Designed with an externally-mounted chopper pump that recirculates a mixture of sludge and biogas, GasMix produces methane levels that exceed the energy required for operating the mixing system.
Frederik Thomsen (son of Lars and Helle) adds, “It’s not just the extra gas. We benefit very much from GasMix being externally mounted. It is very reliable, but when we carry out preventive maintenance, there is no downtime. Everything is very easy to get to—outside the tank. The previous pumps caused crust, as well as foaming—and they also couldn’t handle straw, even though we macerate it first down to 5 cm lengths. GasMix keeps on working.”

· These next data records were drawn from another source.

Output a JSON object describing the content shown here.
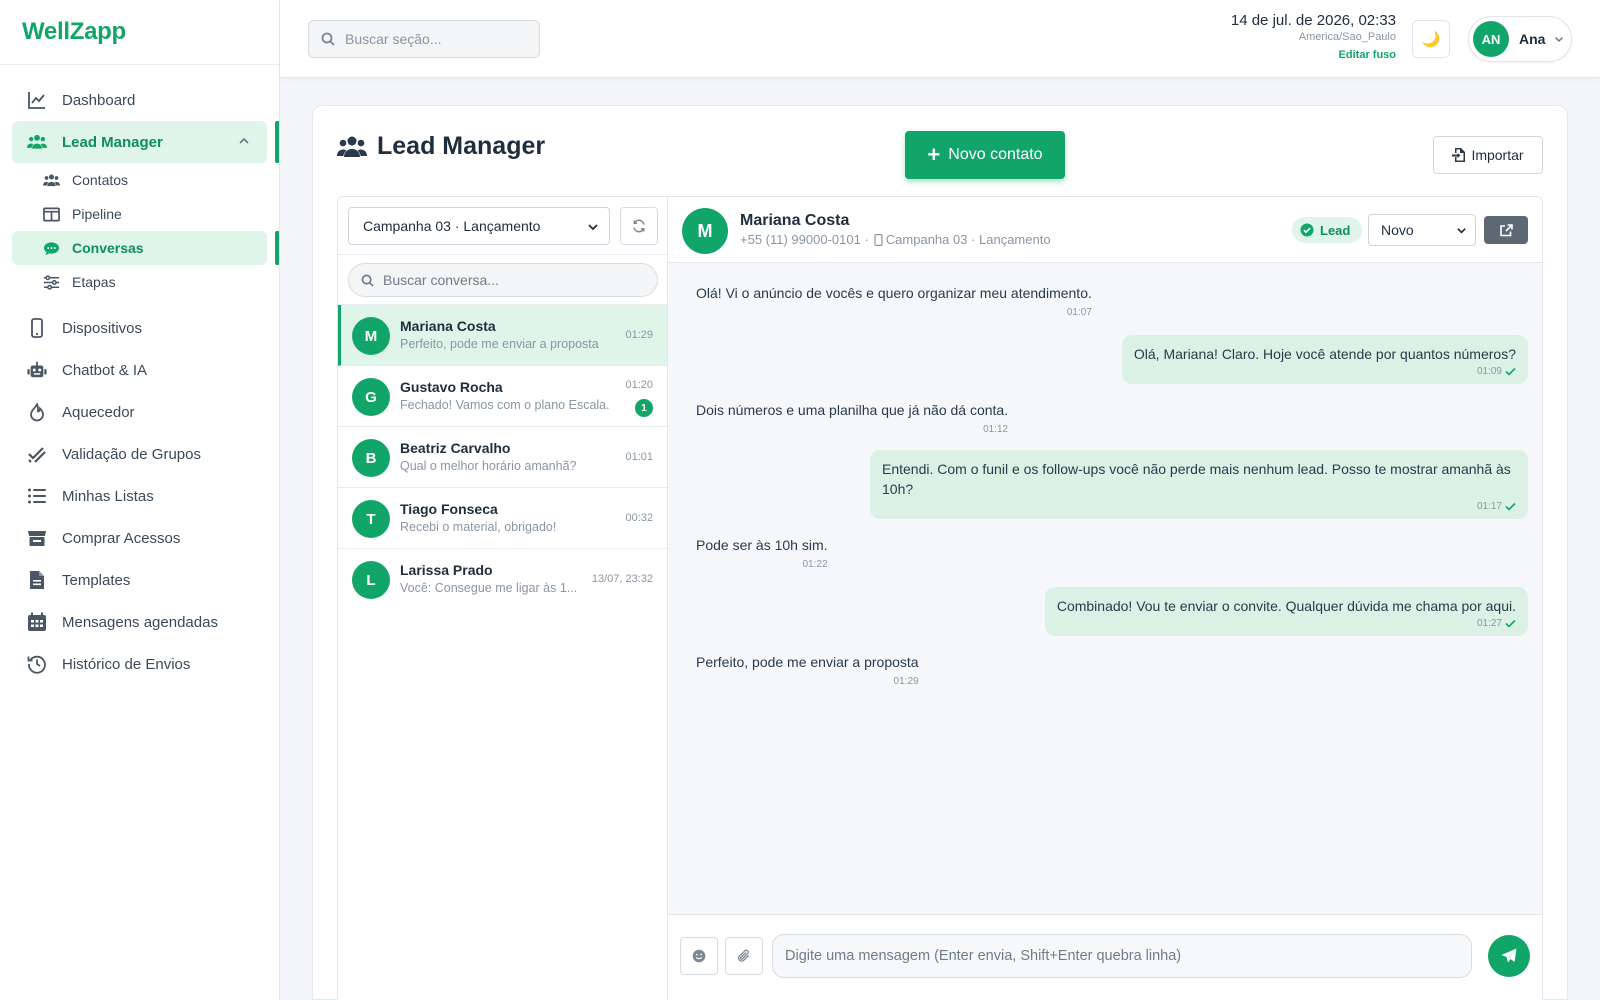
{
  "brand": {
    "name": "WellZapp"
  },
  "topbar": {
    "search_placeholder": "Buscar seção...",
    "datetime": "14 de jul. de 2026, 02:33",
    "timezone": "America/Sao_Paulo",
    "edit_timezone": "Editar fuso",
    "theme_icon": "moon-icon",
    "user": {
      "initials": "AN",
      "name": "Ana"
    }
  },
  "sidebar": {
    "items": [
      {
        "label": "Dashboard",
        "icon": "chart-line-icon"
      },
      {
        "label": "Lead Manager",
        "icon": "users-icon",
        "active": true,
        "expanded": true
      },
      {
        "label": "Dispositivos",
        "icon": "mobile-icon"
      },
      {
        "label": "Chatbot & IA",
        "icon": "robot-icon"
      },
      {
        "label": "Aquecedor",
        "icon": "fire-icon"
      },
      {
        "label": "Validação de Grupos",
        "icon": "check-double-icon"
      },
      {
        "label": "Minhas Listas",
        "icon": "list-icon"
      },
      {
        "label": "Comprar Acessos",
        "icon": "store-icon"
      },
      {
        "label": "Templates",
        "icon": "file-icon"
      },
      {
        "label": "Mensagens agendadas",
        "icon": "calendar-icon"
      },
      {
        "label": "Histórico de Envios",
        "icon": "history-icon"
      }
    ],
    "subitems": [
      {
        "label": "Contatos",
        "icon": "users-icon"
      },
      {
        "label": "Pipeline",
        "icon": "columns-icon"
      },
      {
        "label": "Conversas",
        "icon": "comments-icon",
        "active": true
      },
      {
        "label": "Etapas",
        "icon": "sliders-icon"
      }
    ]
  },
  "page": {
    "title": "Lead Manager",
    "new_contact": "Novo contato",
    "import": "Importar"
  },
  "conversations": {
    "campaign": "Campanha 03 · Lançamento",
    "search_placeholder": "Buscar conversa...",
    "items": [
      {
        "initial": "M",
        "name": "Mariana Costa",
        "preview": "Perfeito, pode me enviar a proposta",
        "time": "01:29",
        "active": true
      },
      {
        "initial": "G",
        "name": "Gustavo Rocha",
        "preview": "Fechado! Vamos com o plano Escala.",
        "time": "01:20",
        "unread": "1"
      },
      {
        "initial": "B",
        "name": "Beatriz Carvalho",
        "preview": "Qual o melhor horário amanhã?",
        "time": "01:01"
      },
      {
        "initial": "T",
        "name": "Tiago Fonseca",
        "preview": "Recebi o material, obrigado!",
        "time": "00:32"
      },
      {
        "initial": "L",
        "name": "Larissa Prado",
        "preview": "Você: Consegue me ligar às 1...",
        "time": "13/07, 23:32"
      }
    ]
  },
  "chat": {
    "contact": {
      "initial": "M",
      "name": "Mariana Costa",
      "phone": "+55 (11) 99000-0101 ·",
      "campaign": "Campanha 03 · Lançamento"
    },
    "tag": "Lead",
    "stage": "Novo",
    "messages": [
      {
        "dir": "in",
        "text": "Olá! Vi o anúncio de vocês e quero organizar meu atendimento.",
        "time": "01:07"
      },
      {
        "dir": "out",
        "text": "Olá, Mariana! Claro. Hoje você atende por quantos números?",
        "time": "01:09"
      },
      {
        "dir": "in",
        "text": "Dois números e uma planilha que já não dá conta.",
        "time": "01:12"
      },
      {
        "dir": "out",
        "text": "Entendi. Com o funil e os follow-ups você não perde mais nenhum lead. Posso te mostrar amanhã às 10h?",
        "time": "01:17"
      },
      {
        "dir": "in",
        "text": "Pode ser às 10h sim.",
        "time": "01:22"
      },
      {
        "dir": "out",
        "text": "Combinado! Vou te enviar o convite. Qualquer dúvida me chama por aqui.",
        "time": "01:27"
      },
      {
        "dir": "in",
        "text": "Perfeito, pode me enviar a proposta",
        "time": "01:29"
      }
    ],
    "composer_placeholder": "Digite uma mensagem (Enter envia, Shift+Enter quebra linha)"
  },
  "colors": {
    "accent": "#12a56a",
    "accent_light": "#e0f5ea",
    "bubble_out": "#dbf1e6"
  }
}
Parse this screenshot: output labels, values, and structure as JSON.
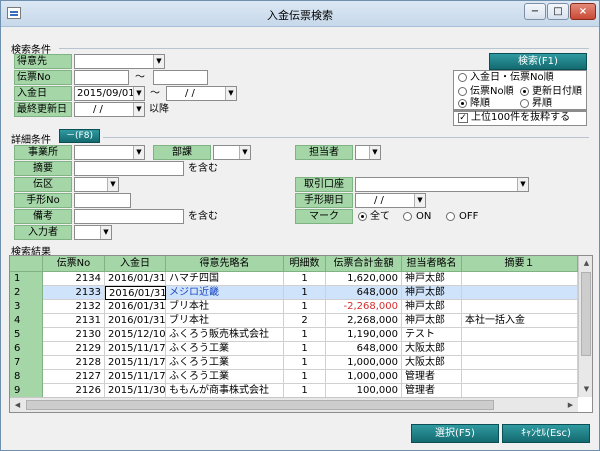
{
  "window": {
    "title": "入金伝票検索",
    "min": "−",
    "max": "□",
    "close": "×"
  },
  "search_conditions": {
    "section_label": "検索条件",
    "tokuisaki_label": "得意先",
    "denpyo_no_label": "伝票No",
    "nyukin_bi_label": "入金日",
    "nyukin_bi_from": "2015/09/01",
    "nyukin_bi_to": "/ /",
    "saishu_label": "最終更新日",
    "saishu_from": "/ /",
    "tilde": "～",
    "ikou": "以降",
    "search_button": "検索(F1)",
    "sort_options": [
      "入金日・伝票No順",
      "更新日付順",
      "伝票No順"
    ],
    "order_options": [
      "降順",
      "昇順"
    ],
    "top100_label": "上位100件を抜粋する",
    "check_mark": "✓"
  },
  "detail_conditions": {
    "section_label": "詳細条件",
    "toggle_button": "－(F8)",
    "jigyosho_label": "事業所",
    "bumon_label": "部課",
    "tantosha_label": "担当者",
    "tekiyo_label": "摘要",
    "wo_fukumu": "を含む",
    "denku_label": "伝区",
    "torihiki_label": "取引口座",
    "tegata_no_label": "手形No",
    "tegata_kijitsu_label": "手形期日",
    "tegata_kijitsu_value": "/ /",
    "biko_label": "備考",
    "mark_label": "マーク",
    "mark_options": [
      "全て",
      "ON",
      "OFF"
    ],
    "nyuryokusha_label": "入力者"
  },
  "results": {
    "section_label": "検索結果",
    "columns": [
      "伝票No",
      "入金日",
      "得意先略名",
      "明細数",
      "伝票合計金額",
      "担当者略名",
      "摘要１"
    ],
    "rows": [
      {
        "no": "1",
        "denpyo": "2134",
        "date": "2016/01/31",
        "customer": "ハマチ四国",
        "count": "1",
        "amount": "1,620,000",
        "tanto": "神戸太郎",
        "tekiyo": ""
      },
      {
        "no": "2",
        "denpyo": "2133",
        "date": "2016/01/31",
        "customer": "メジロ近畿",
        "count": "1",
        "amount": "648,000",
        "tanto": "神戸太郎",
        "tekiyo": ""
      },
      {
        "no": "3",
        "denpyo": "2132",
        "date": "2016/01/31",
        "customer": "ブリ本社",
        "count": "1",
        "amount": "-2,268,000",
        "tanto": "神戸太郎",
        "tekiyo": ""
      },
      {
        "no": "4",
        "denpyo": "2131",
        "date": "2016/01/31",
        "customer": "ブリ本社",
        "count": "2",
        "amount": "2,268,000",
        "tanto": "神戸太郎",
        "tekiyo": "本社一括入金"
      },
      {
        "no": "5",
        "denpyo": "2130",
        "date": "2015/12/10",
        "customer": "ふくろう販売株式会社",
        "count": "1",
        "amount": "1,190,000",
        "tanto": "テスト",
        "tekiyo": ""
      },
      {
        "no": "6",
        "denpyo": "2129",
        "date": "2015/11/17",
        "customer": "ふくろう工業",
        "count": "1",
        "amount": "648,000",
        "tanto": "大阪太郎",
        "tekiyo": ""
      },
      {
        "no": "7",
        "denpyo": "2128",
        "date": "2015/11/17",
        "customer": "ふくろう工業",
        "count": "1",
        "amount": "1,000,000",
        "tanto": "大阪太郎",
        "tekiyo": ""
      },
      {
        "no": "8",
        "denpyo": "2127",
        "date": "2015/11/17",
        "customer": "ふくろう工業",
        "count": "1",
        "amount": "1,000,000",
        "tanto": "管理者",
        "tekiyo": ""
      },
      {
        "no": "9",
        "denpyo": "2126",
        "date": "2015/11/30",
        "customer": "ももんが商事株式会社",
        "count": "1",
        "amount": "100,000",
        "tanto": "管理者",
        "tekiyo": ""
      }
    ]
  },
  "footer": {
    "select_button": "選択(F5)",
    "cancel_button": "ｷｬﾝｾﾙ(Esc)"
  },
  "colors": {
    "label_bg": "#a5d6a7",
    "button_teal": "#136a70",
    "negative": "#d32f2f",
    "selected_row": "#cfe3fa"
  },
  "icons": [
    "app-icon",
    "dropdown-arrow-icon",
    "scroll-up-icon",
    "scroll-down-icon",
    "scroll-left-icon",
    "scroll-right-icon"
  ]
}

Today LBT Agro has three 74,160-cubic foot capacity digesters, producing, with power supplied to the grid via a 4.3-mile pipeline into Hjorring. Heat that used to be lost is now utilized for the chicken sheds and to Hjørring heatsupply.
Lars Thomsen concludes, “We are very pleased with how far we’ve come, from what was far more complicated than just a standing start. We exchange our end-product fertilizer with farmers for feedstock, but this pile has seen a massive reduction in size because of the GasMix breaking down solids into such small particles, resulting in such good gas yields. We didn’t just invest in a digester mixing system. We also invested in the company behind it. Landia understands biogas and has been with us every step of the way as we keep working to fine-tune our AD operation.” ◆
About The Author
Soren Rasmussen is the director of Landia, Inc.